Wong Jonathan M, Sin Nancy L, Whooley Mary A
From the School of Medicine (J.M.W.), University of California, Irvine, California; Doris Duke Clinical Research Fellowship Program (J.M.W.) and Departments of Medicine (N.L.S., M.A.W.) and Epidemiology & Biostatistics (M.A.W.), University of California, San Francisco, California; and Veterans Affairs Medical Center (M.A.W.), San Francisco, California.
Psychosom Med. 2014 May;76(4):311-7. doi: 10.1097/PSY.0000000000000059.
Hostility is associated with adverse outcomes in patients with coronary heart disease (CHD). However, assessment tools used to evaluate hostility in epidemiological studies vary widely.
We administered nine subscales of the Cook-Medley Hostility Scale (CMHS) to 656 outpatients with stable CHD between 2005 and 2007. We used Cox proportional hazards models to determine the association between each hostility subscales and all-cause mortality. We also performed an item analysis using logistic regression to determine the association between each CMHS item and all-cause mortality.

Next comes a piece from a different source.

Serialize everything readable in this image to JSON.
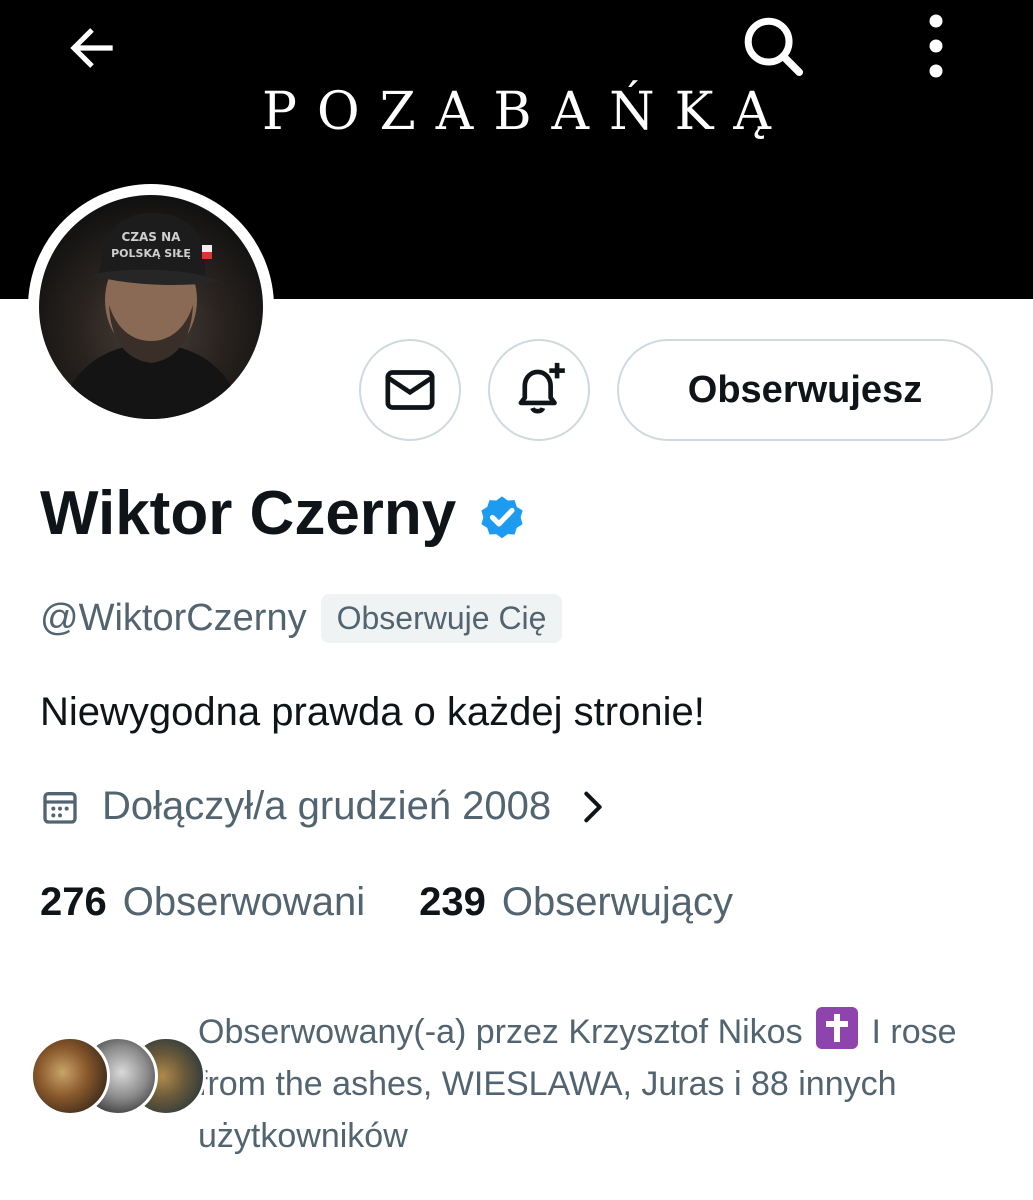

There were 136 deaths during 1364 person-years of follow-up. Four of nine CMHS subscales were predictive of mortality in age-adjusted analyses, but only one subscale (the seven-item Williams subscale) was predictive of mortality in multivariable analyses. After adjustment for age, sex, education, smoking, history of heart failure, diabetes, and high-density lipoprotein, each standard deviation increase in the Williams subscale was associated with a 20% increased mortality rate (hazard ratio = 1.20, 95% confidence interval = 1.00-1.43, p = .046), and participants with hostility scores in the highest quartile were twice as likely to die as those in the lowest quartile (hazard ratio = 2.00, 95% confidence interval = 1.10-3.65, p = .023).

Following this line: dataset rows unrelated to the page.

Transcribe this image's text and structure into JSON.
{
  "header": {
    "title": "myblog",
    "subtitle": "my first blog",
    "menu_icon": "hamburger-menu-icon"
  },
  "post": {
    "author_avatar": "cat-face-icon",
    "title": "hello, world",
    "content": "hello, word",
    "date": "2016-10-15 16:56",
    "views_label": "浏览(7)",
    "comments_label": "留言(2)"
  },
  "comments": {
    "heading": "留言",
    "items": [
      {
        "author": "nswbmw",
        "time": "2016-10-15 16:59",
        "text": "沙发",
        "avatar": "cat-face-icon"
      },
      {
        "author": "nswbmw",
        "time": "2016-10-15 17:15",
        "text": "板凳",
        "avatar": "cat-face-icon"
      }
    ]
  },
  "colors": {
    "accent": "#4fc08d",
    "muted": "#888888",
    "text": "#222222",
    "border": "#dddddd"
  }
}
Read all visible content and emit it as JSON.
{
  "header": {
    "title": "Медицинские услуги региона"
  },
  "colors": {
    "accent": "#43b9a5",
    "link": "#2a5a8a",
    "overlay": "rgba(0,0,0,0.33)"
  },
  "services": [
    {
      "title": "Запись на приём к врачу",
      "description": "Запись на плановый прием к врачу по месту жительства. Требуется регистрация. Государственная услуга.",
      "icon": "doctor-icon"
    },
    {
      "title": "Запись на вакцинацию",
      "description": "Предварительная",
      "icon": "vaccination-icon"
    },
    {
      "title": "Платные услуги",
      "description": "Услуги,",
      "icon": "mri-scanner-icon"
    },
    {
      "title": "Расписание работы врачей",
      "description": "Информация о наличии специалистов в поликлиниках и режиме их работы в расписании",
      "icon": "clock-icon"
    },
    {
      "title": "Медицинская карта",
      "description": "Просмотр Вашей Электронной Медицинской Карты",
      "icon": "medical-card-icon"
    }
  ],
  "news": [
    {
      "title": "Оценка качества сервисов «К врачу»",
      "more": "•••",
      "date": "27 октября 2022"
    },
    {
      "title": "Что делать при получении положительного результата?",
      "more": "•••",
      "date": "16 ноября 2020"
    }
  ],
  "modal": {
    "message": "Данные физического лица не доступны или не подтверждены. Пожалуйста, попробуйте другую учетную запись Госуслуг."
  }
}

Among nine variations of the CMHS that we evaluated, a seven-item version of the Williams subscale was the most strongly associated with mortality. Standardizing the assessment of hostility in future epidemiological studies may improve our understanding of the relationship between hostility and mortality in patients with CHD.
敌意与冠心病(CHD)患者的不良预后相关。然而,流行病学研究中用于评估敌意的工具差异很大。
2005年至2007年期间,我们对656例稳定型CHD门诊患者进行了库克-梅德利敌意量表(CMHS)的九个分量表测试。我们使用Cox比例风险模型来确定每个敌意分量表与全因死亡率之间的关联。我们还使用逻辑回归进行了项目分析,以确定每个CMHS项目与全因死亡率之间的关联。
在1364人年的随访期间有136例死亡。在年龄调整分析中,九个CMHS分量表中有四个可预测死亡率,但在多变量分析中只有一个分量表(七项威廉姆斯分量表)可预测死亡率。在调整年龄、性别、教育程度、吸烟、心力衰竭病史、糖尿病和高密度脂蛋白后,威廉姆斯分量表每增加一个标准差,死亡率增加20%(风险比=1.20,95%置信区间=1.00-1.43,p=0.046),敌意得分处于最高四分位数者死亡的可能性是最低四分位数者的两倍(风险比=2.00,95%置信区间=1.10-3.65,p=0.023)。
在我们评估的CMHS的九种变体中,七项版本的威廉姆斯分量表与死亡率的关联最为密切。在未来的流行病学研究中标准化敌意评估可能会增进我们对CHD患者中敌意与死亡率之间关系的理解。